Por José Alexandre Crippa
7 fev 2017
Após presenciar maus-tratos em crianças em sua passagem pelo Congo, Austrália e Nova Zelândia, e na sua participação voluntária na I Guerra Mundial, o escultor britânico Herbert Ward (1863-1919) profetizou: “O abuso de criança esculpe uma sombra que dura uma vida”. Quase um século depois de sua morte, de fato, a ciência demonstrou, especialmente nas duas últimas décadas, que o abuso e a negligência infantil estão associadas a maior risco de problemas psiquiátricos ao longo da vida.
Atualmente, sabemos que pessoas que foram expostas a traumas nas fases precoces da vida apresentam maior risco de desenvolverem depressão, transtorno bipolar, abuso de álcool e de drogas, transtorno de stress pós-traumático, transtornos de personalidade, transtornos alimentares, tentativas de suicídio, entre muitas outras desordens psiquiátricas. O curso desses quadros psiquiátricos tende a ser mais grave e com pior resposta aos tratamentos disponíveis.
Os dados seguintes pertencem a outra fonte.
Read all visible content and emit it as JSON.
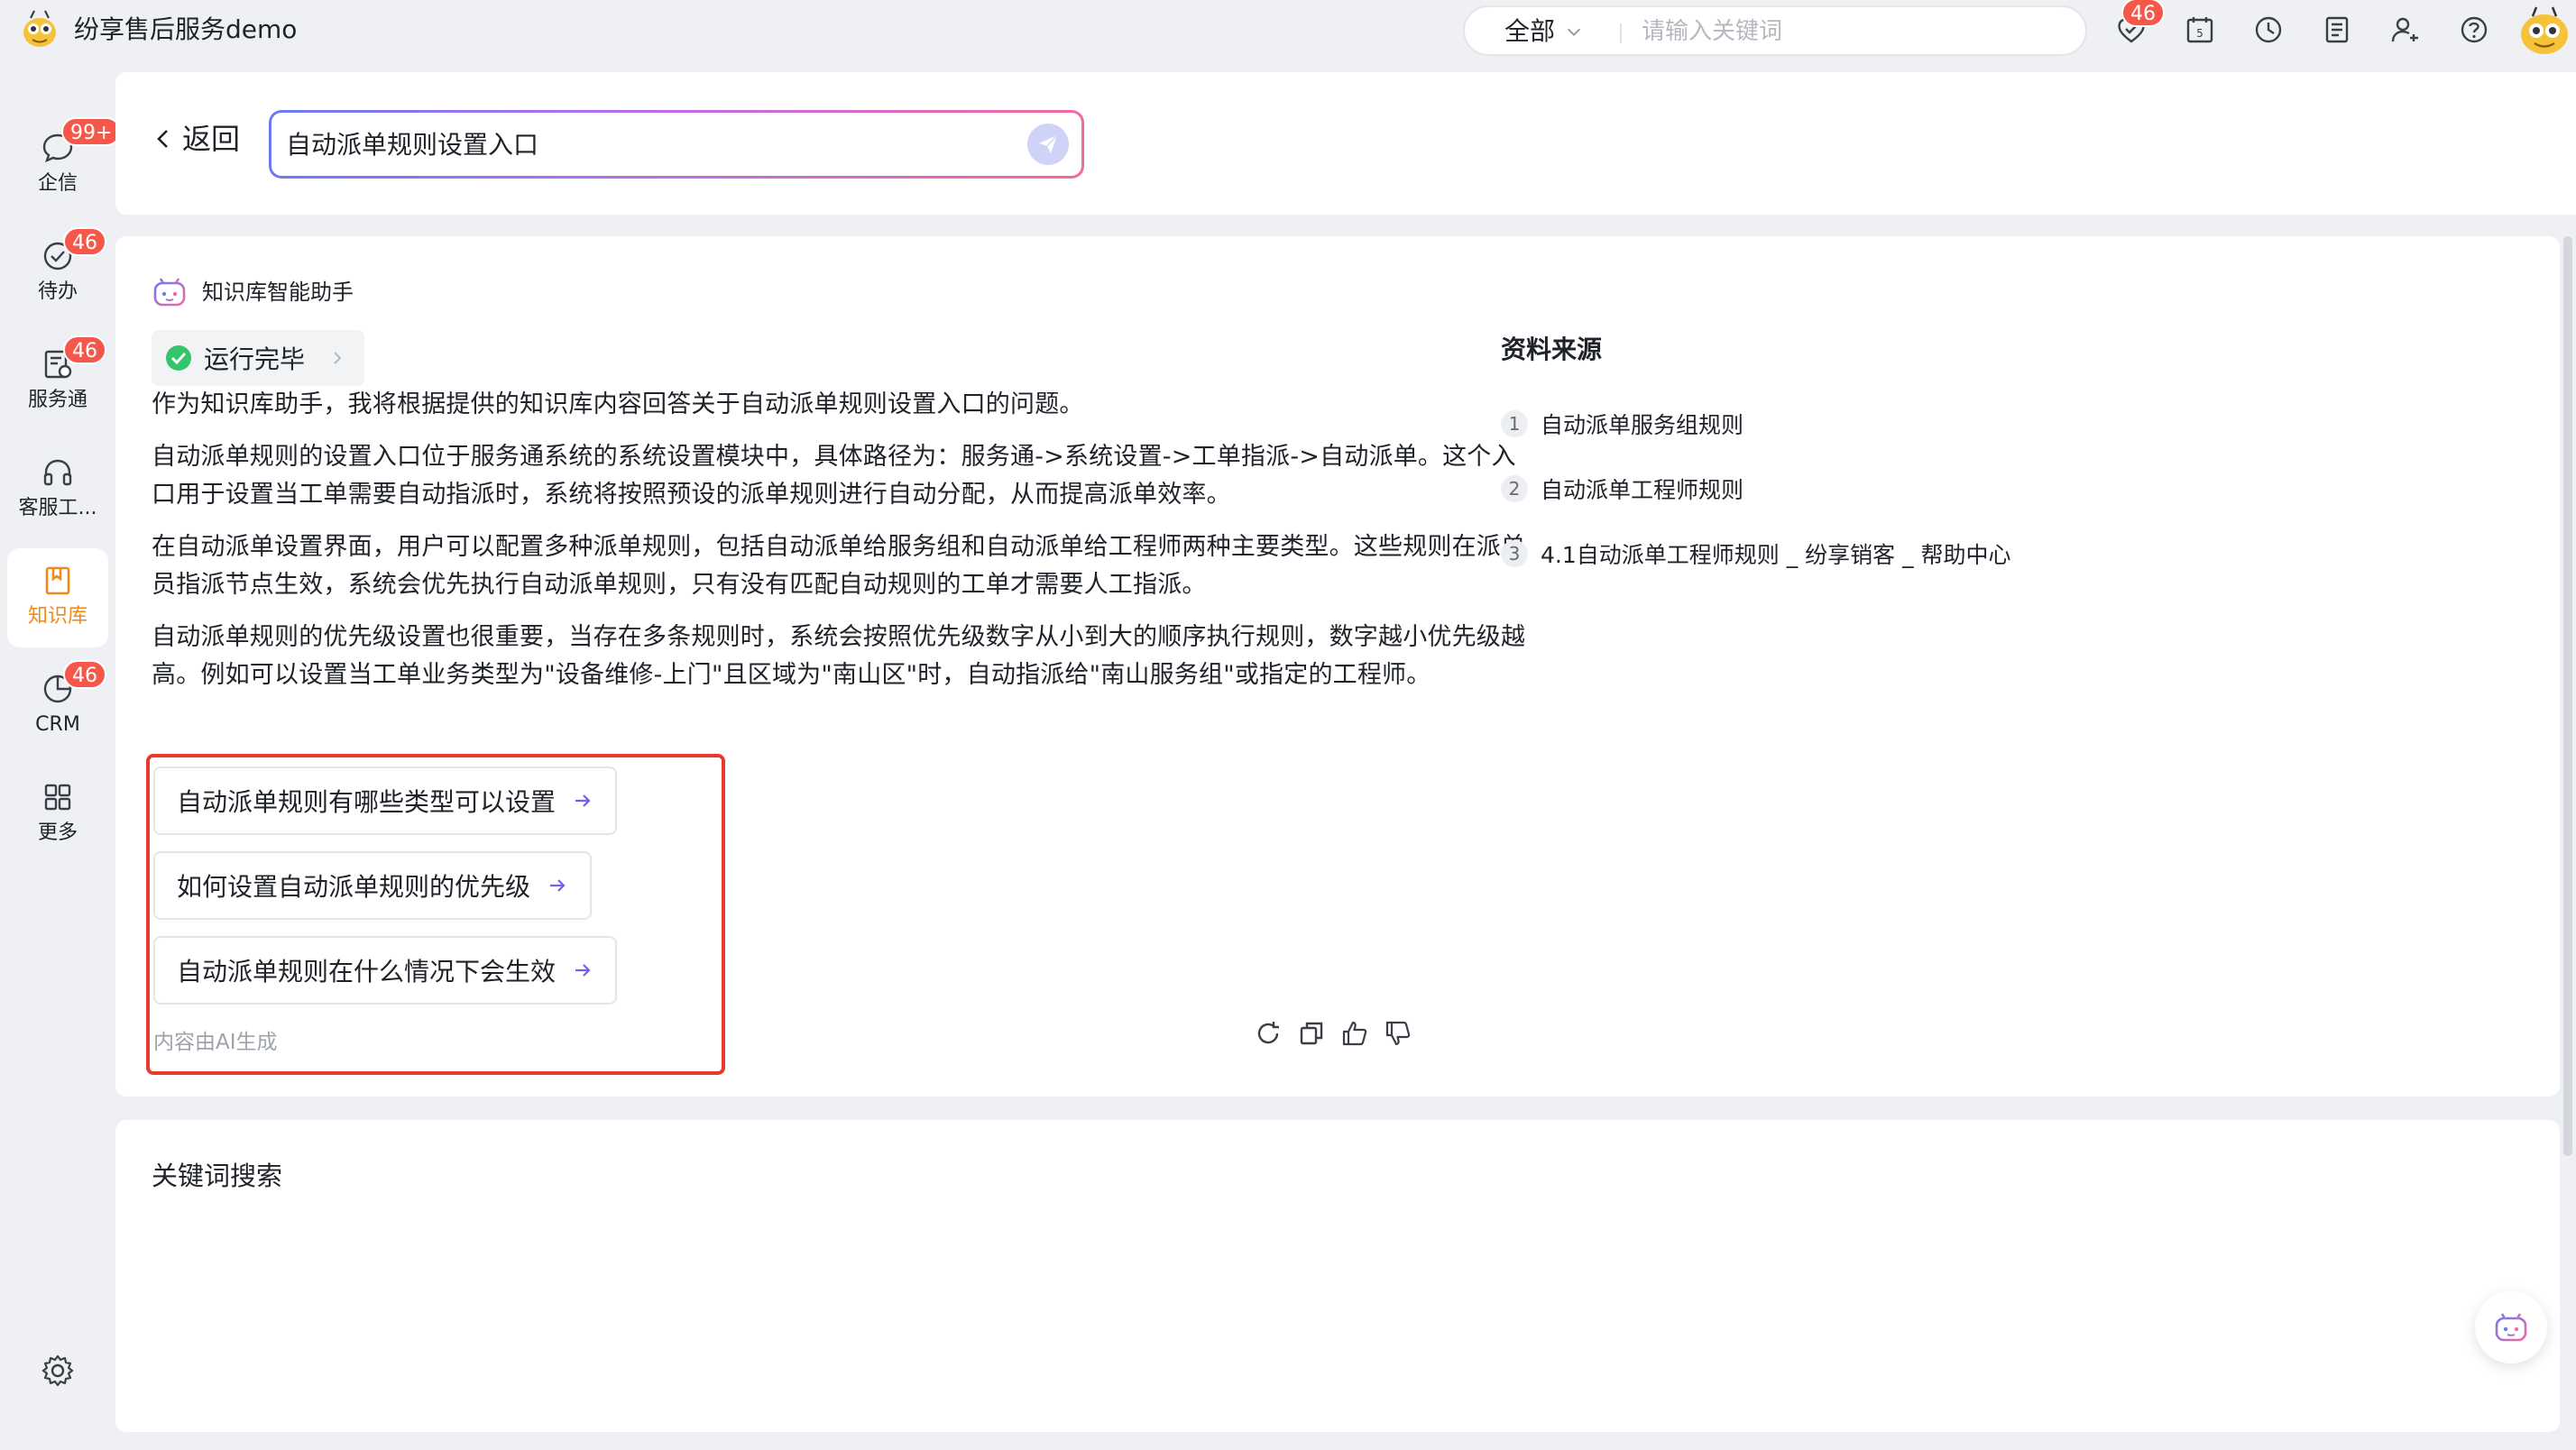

Do mesmo modo, crianças com história de abuso são mais vulneráveis ao desenvolvimento de diabetes, asma, doenças cardiovasculares (incluindo hipertensão arterial), cefaleias, obesidade e outras condições médicas gerais.
É assustador, mas dados de um amplo estudo realizado nos Estados Unidos em 2012 (U.S. Department of Health and Human Services) demonstraram que a maior parte (até 80%) dos maus-tratos foi realizada por um dos pais. Das crianças, 78% sofreram negligência (falha em fornecer necessidades básicas que possam levar a criança a sua segurança ou bem-estar); 18%, abuso físico; e 9%, abuso sexual.
Além das óbvias consequências psicológicas, o trauma precoce parece acarretar diversas alterações biológicas, como anormalidades neuroendócrinas e dos neurotransmissores, além de aumentar a predisposição genética para distúrbios mentais e induzir disfunções inflamatórias.
Entretanto, um dos mais impressionantes achados científicos relacionados aos maus-tratos na infância é o seu impacto na estrutura e funcionamento cerebral. Estudos com ressonância magnética demonstraram que crianças que cresceram na completa negligência que ocorria nos orfanatos da Romênia comunista, durante o regime do ditador Ceauşescu (1918-1989), apresentaram menores volumes cerebrais do que crianças não institucionalizadas. Além disso, vários outros estudos com pessoas que passaram por traumas na infância demonstraram alterações persistentes em áreas cerebrais relacionadas ao humor e às emoções.
Aparentemente os diferentes tipos de trauma (sexuais, por exemplo), além do número e cronicidade dos eventos revelaram ter um impacto cada vez maior sobre a gravidade do dano no cérebro dessas crianças quando cresceram. Assim, retornando a Herbert Ward, podemos afirmar que uma política voltada para a prevenção e tratamento dos maus-tratos na infância é uma questão urgente de saúde pública, que pode acabar com a “escuridão” vivenciada por essas crianças – trazendo de volta a luz do presente e do futuro.